You may not be able to afford a celebrity endorsement (Adidas paid David Beckham $150 million, Pepsi paid Beyoncé $50 million, and Brad Pitt got $6.7 million from Chanel, to name just a few), but the good news is that now anyone can be an internet celebrity. The digital era has created a class of influencers whose endorsement can actually mean more than Beyoncé’s, especially on a local scale.
Small business owners are increasingly looking at targeted product placement in the form of educated reviews coming from respected influencers that have a ready and willing audience at their fingertips. The best part is that unlike Brad Pitt, influencer outreach is a viable marketing option that you can budget into your sales and marketing plan.
Some of these influencers run blogs where they tell loyal readers the virtues and failures of products that fit their niche (beauty, parenting, automotive, etc.), but many others ae simply social media famous. As marketing technology shifts away from magazines and television (although TV still controls the largest pool of ad money), brands and advertisers are tapping into social media fan bases by reaching out to those with millions of followers and paying them to promote products and services. And these social media superstars are all too eager to capitalize on their popularity, sometimes earning enough money to completely subsidize living expenses.

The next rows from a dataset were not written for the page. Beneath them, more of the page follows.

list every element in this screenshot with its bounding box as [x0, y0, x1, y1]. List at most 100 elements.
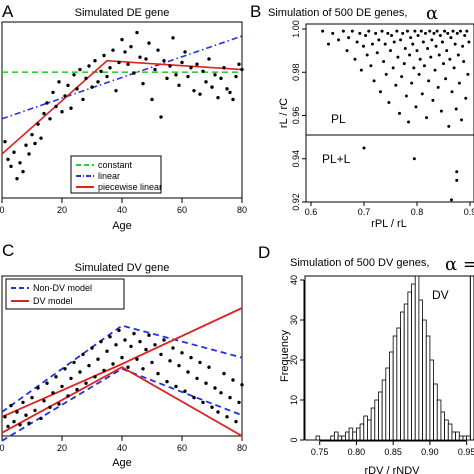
- data-point: [183, 389, 187, 393]
- data-point: [372, 79, 376, 83]
- data-point: [455, 170, 459, 174]
- data-point: [331, 31, 335, 35]
- data-point: [460, 118, 464, 122]
- data-point: [156, 48, 160, 52]
- panel-c-points: [3, 328, 244, 429]
- data-point: [72, 73, 76, 77]
- data-point: [129, 44, 133, 49]
- data-point: [449, 36, 453, 40]
- data-point: [337, 38, 341, 42]
- data-point: [240, 67, 244, 72]
- x-tick-label: 0.75: [311, 447, 329, 457]
- data-point: [429, 55, 433, 59]
- data-point: [234, 74, 238, 79]
- data-point: [99, 339, 103, 344]
- data-point: [213, 386, 217, 390]
- panel-b-letter: B: [250, 2, 261, 21]
- data-point: [162, 59, 166, 63]
- x-tick-label: 60: [177, 443, 187, 453]
- histogram-bar: [422, 319, 427, 441]
- data-point: [195, 62, 199, 66]
- data-point: [201, 400, 205, 405]
- data-point: [12, 419, 16, 424]
- panel-c-title: Simulated DV gene: [75, 262, 170, 274]
- data-point: [442, 62, 445, 66]
- data-point: [192, 395, 196, 400]
- data-point: [168, 64, 172, 68]
- data-point: [18, 423, 22, 427]
- data-point: [78, 370, 82, 374]
- x-tick-label: 40: [117, 443, 127, 453]
- data-point: [147, 333, 151, 337]
- histogram-bar: [433, 383, 438, 441]
- data-point: [18, 161, 22, 165]
- data-point: [439, 109, 443, 113]
- panel-d-region-dv: DV: [432, 288, 449, 302]
- x-tick-label: 20: [57, 443, 67, 453]
- panel-d: D Simulation of 500 DV genes, α = 0.75 0.…: [258, 243, 474, 474]
- data-point: [398, 111, 402, 115]
- data-point: [341, 29, 345, 33]
- data-point: [135, 30, 139, 35]
- histogram-bar: [411, 283, 416, 441]
- x-tick-label: 0.85: [384, 447, 402, 457]
- data-point: [451, 29, 455, 33]
- data-point: [361, 44, 365, 48]
- data-point: [153, 343, 157, 347]
- data-point: [66, 394, 70, 398]
- data-point: [353, 57, 357, 61]
- data-point: [326, 42, 330, 46]
- data-point: [425, 116, 429, 120]
- data-point: [440, 40, 444, 44]
- data-point: [386, 31, 390, 35]
- data-point: [423, 31, 427, 35]
- data-point: [54, 104, 58, 109]
- data-point: [60, 384, 64, 389]
- data-point: [3, 139, 7, 144]
- panel-c-x-label: Age: [112, 457, 132, 469]
- data-point: [51, 391, 55, 395]
- x-tick-label: 0.6: [305, 207, 318, 217]
- histogram-bar: [462, 435, 468, 441]
- x-tick-label: 0.95: [458, 447, 474, 457]
- y-tick-label: 0.98: [291, 63, 301, 81]
- data-point: [404, 94, 408, 98]
- data-point: [370, 42, 374, 46]
- data-point: [138, 339, 142, 344]
- series-line-DV-model: [1, 366, 243, 437]
- data-point: [192, 88, 196, 93]
- data-point: [345, 49, 349, 53]
- data-point: [198, 92, 202, 96]
- data-point: [33, 408, 37, 413]
- data-point: [150, 360, 154, 365]
- data-point: [389, 49, 392, 53]
- data-point: [450, 90, 454, 94]
- data-point: [382, 59, 386, 63]
- data-point: [9, 403, 13, 408]
- data-point: [234, 419, 238, 424]
- data-point: [237, 62, 241, 66]
- data-point: [141, 367, 145, 371]
- data-point: [12, 150, 16, 154]
- y-tick-label: 0.94: [291, 150, 301, 168]
- x-tick-label: 0: [0, 443, 5, 453]
- data-point: [219, 391, 223, 395]
- data-point: [195, 376, 199, 381]
- data-point: [436, 85, 440, 89]
- data-point: [453, 42, 457, 46]
- histogram-bar: [400, 311, 405, 441]
- data-point: [72, 360, 76, 365]
- data-point: [96, 80, 100, 84]
- data-point: [207, 365, 211, 369]
- panel-a-title: Simulated DE gene: [75, 7, 170, 19]
- histogram-bar: [455, 431, 460, 441]
- x-tick-label: 0: [0, 205, 5, 215]
- data-point: [171, 36, 175, 40]
- data-point: [111, 48, 115, 52]
- data-point: [462, 59, 466, 63]
- data-point: [183, 50, 187, 54]
- data-point: [358, 31, 362, 35]
- data-point: [144, 57, 148, 61]
- data-point: [30, 395, 34, 400]
- data-point: [180, 351, 184, 355]
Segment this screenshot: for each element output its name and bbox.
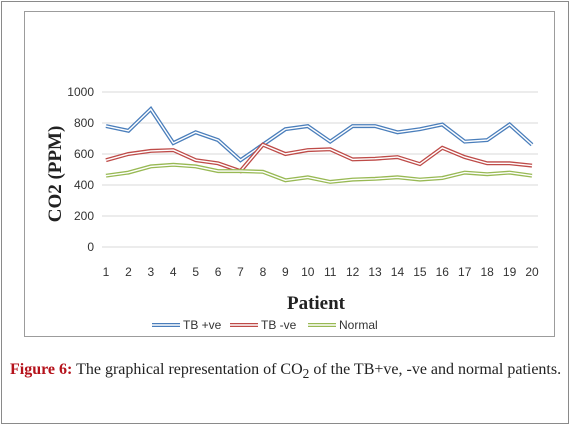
- x-tick-label: 10: [301, 265, 315, 279]
- x-tick-label: 16: [436, 265, 450, 279]
- figure-caption: Figure 6: The graphical representation o…: [10, 357, 566, 386]
- x-tick-label: 13: [368, 265, 382, 279]
- series-line-inner-tb-ve: [105, 108, 533, 162]
- caption-text-end: of the TB+ve, -ve and normal patients.: [309, 361, 562, 378]
- x-tick-label: 5: [192, 265, 199, 279]
- x-tick-label: 19: [503, 265, 517, 279]
- x-tick-label: 4: [170, 265, 177, 279]
- legend-label-tb-ve: TB +ve: [183, 318, 222, 332]
- x-tick-label: 18: [480, 265, 494, 279]
- x-tick-label: 14: [391, 265, 405, 279]
- x-tick-label: 3: [147, 265, 154, 279]
- x-tick-label: 8: [260, 265, 267, 279]
- x-tick-label: 11: [324, 265, 337, 279]
- x-tick-label: 12: [346, 265, 360, 279]
- series-line-inner-normal: [105, 164, 533, 183]
- series-line-inner-tb-ve: [105, 143, 533, 172]
- y-tick-label: 400: [74, 178, 94, 192]
- caption-text-start: The graphical representation of CO: [72, 361, 303, 378]
- x-tick-label: 6: [215, 265, 222, 279]
- chart-area: 0 200 400 600 800 1000 1 2 3 4 5 6 7 8 9 10 11 12 13 14 15 16…: [24, 11, 555, 337]
- x-tick-label: 17: [458, 265, 472, 279]
- x-tick-label: 15: [413, 265, 427, 279]
- y-tick-label: 1000: [67, 85, 94, 99]
- x-tick-label: 20: [525, 265, 539, 279]
- x-axis-title: Patient: [287, 293, 346, 314]
- x-tick-label: 2: [125, 265, 132, 279]
- y-axis-title: CO2 (PPM): [45, 126, 66, 223]
- y-tick-label: 0: [87, 240, 94, 254]
- x-tick-label: 1: [103, 265, 110, 279]
- legend-label-tb-ve: TB -ve: [261, 318, 297, 332]
- figure-label: Figure 6:: [10, 361, 73, 378]
- y-tick-label: 200: [74, 209, 94, 223]
- y-tick-label: 600: [74, 147, 94, 161]
- caption-subscript: 2: [302, 366, 310, 382]
- y-tick-label: 800: [74, 116, 94, 130]
- x-tick-label: 7: [237, 265, 244, 279]
- legend-label-normal: Normal: [339, 318, 378, 332]
- x-tick-label: 9: [282, 265, 289, 279]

Niche was established by Rob Fishman in order to connect social media mavens with marketers and advertisers, having reached more than 647 million individuals so far. Niche has nearly 3,000 social media accounts now grouped under its umbrella, with a total reach of 500 million followers, and 70 clients, including Home Depot, General Electric, and Gap Kids, among others.

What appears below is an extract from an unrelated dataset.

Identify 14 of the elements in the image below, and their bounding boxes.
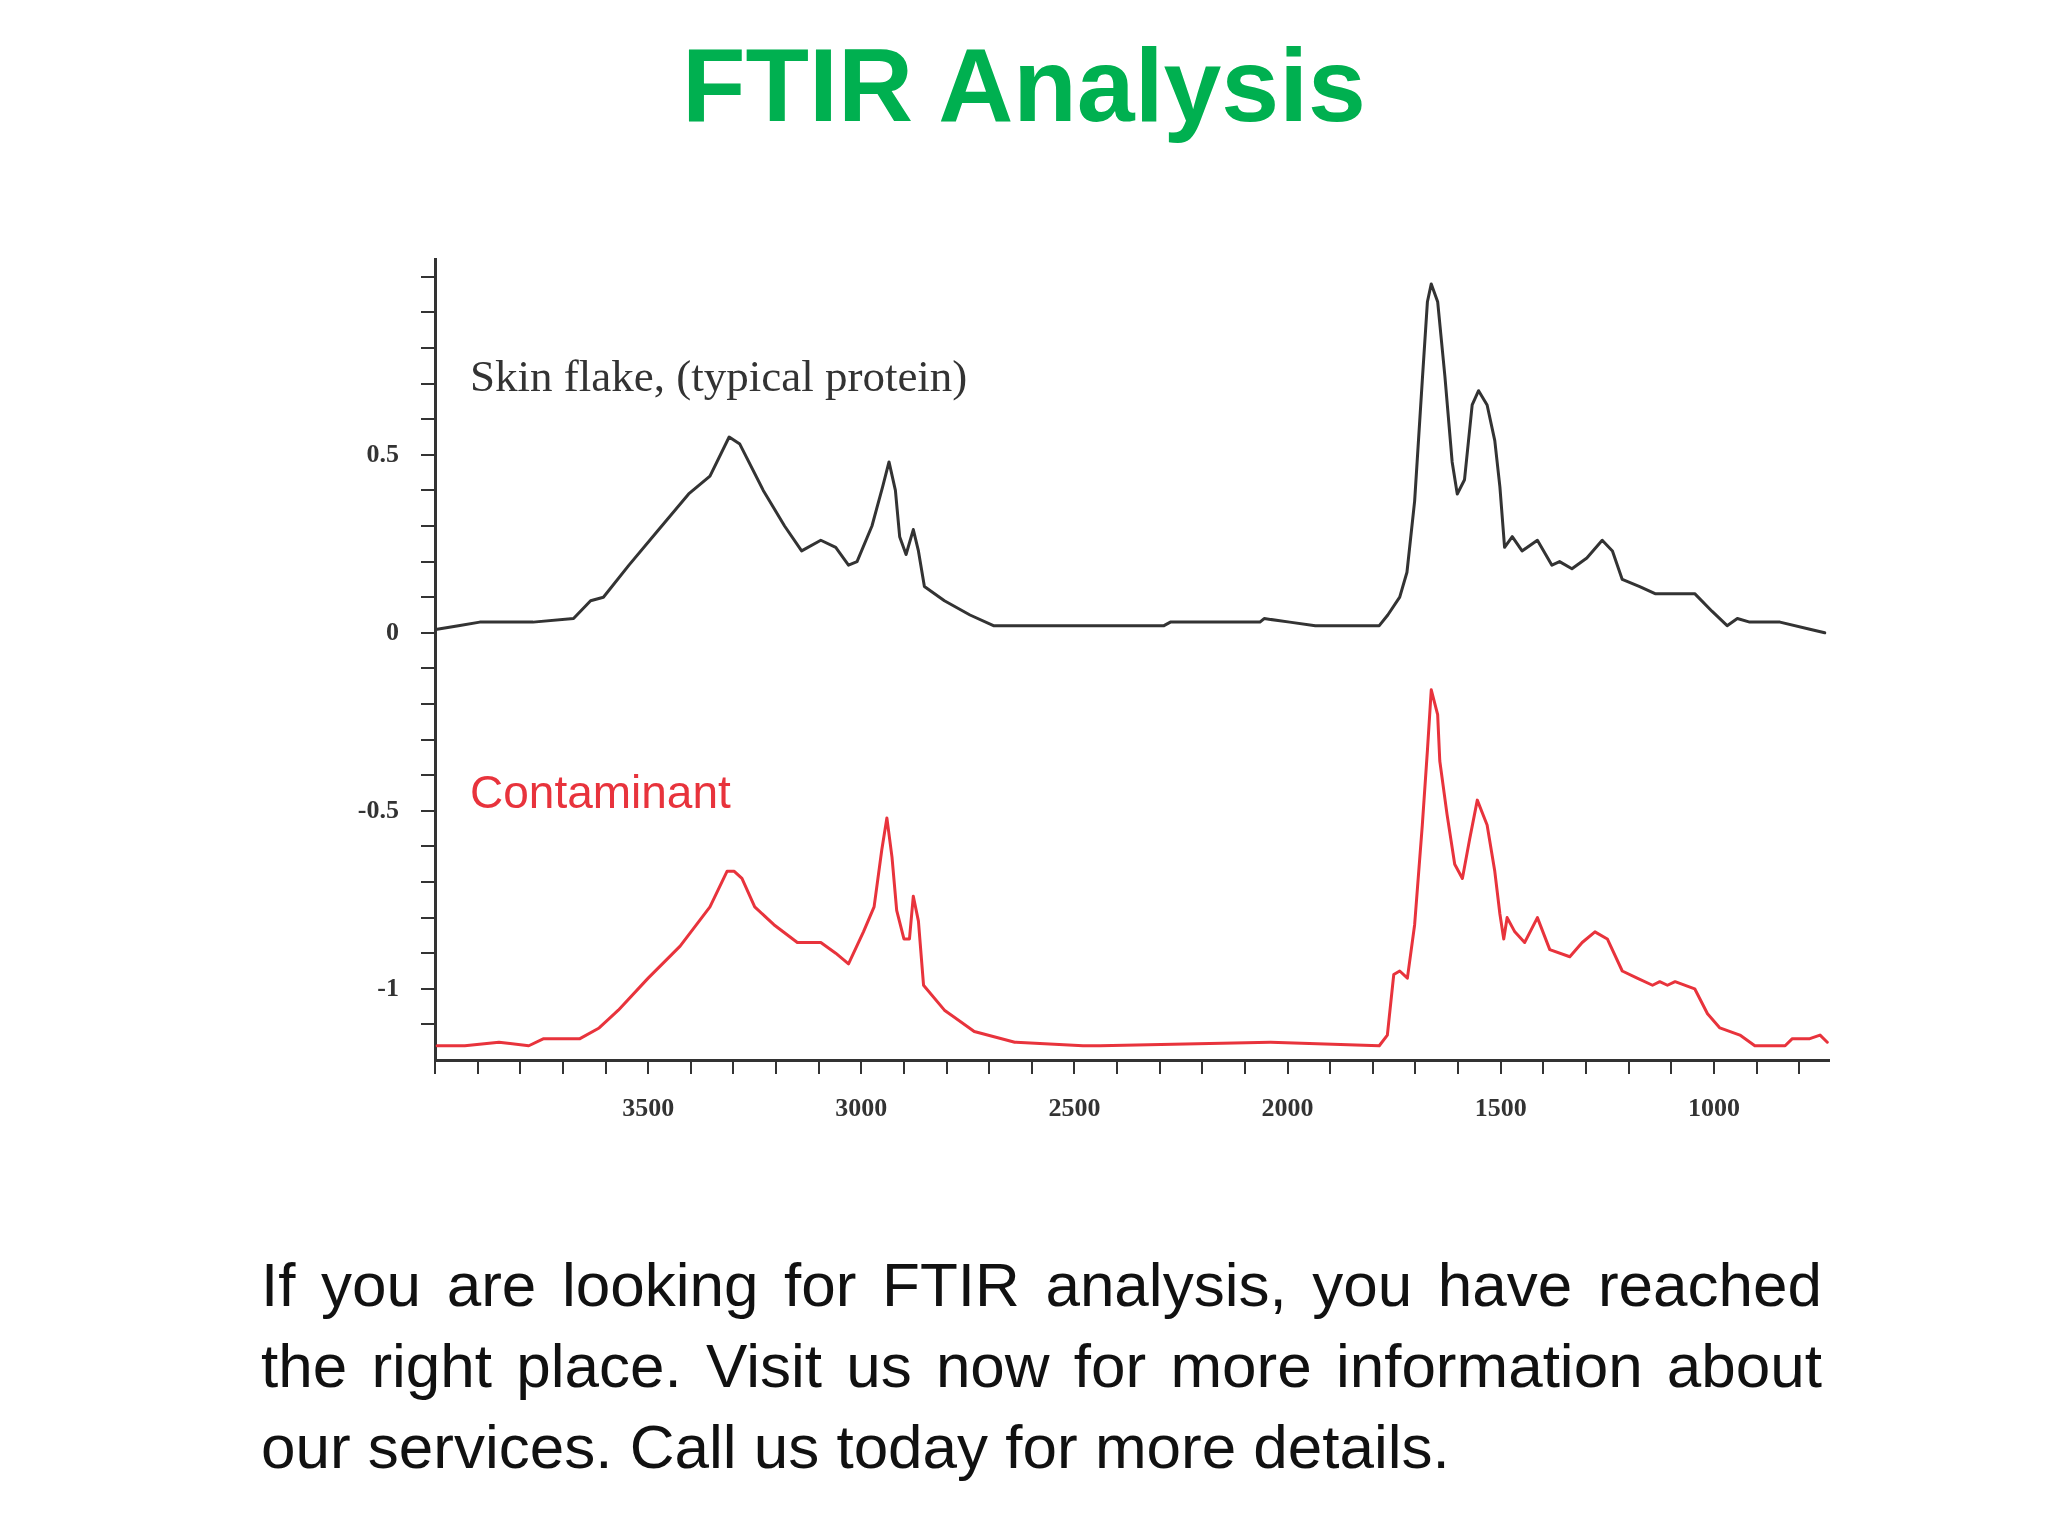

If you think that your business or product is suffering by completing against large corporations in the market and in the marketing space, then influencer marketing may be for you. Large scale campaigns on television and magazines may work for the L’Oreals and Coca Colas of the world, but small to mid-size companies need to think outside the box and find a special space for themselves, which is getting easier thanks to the development of digital marketing resources and avenues.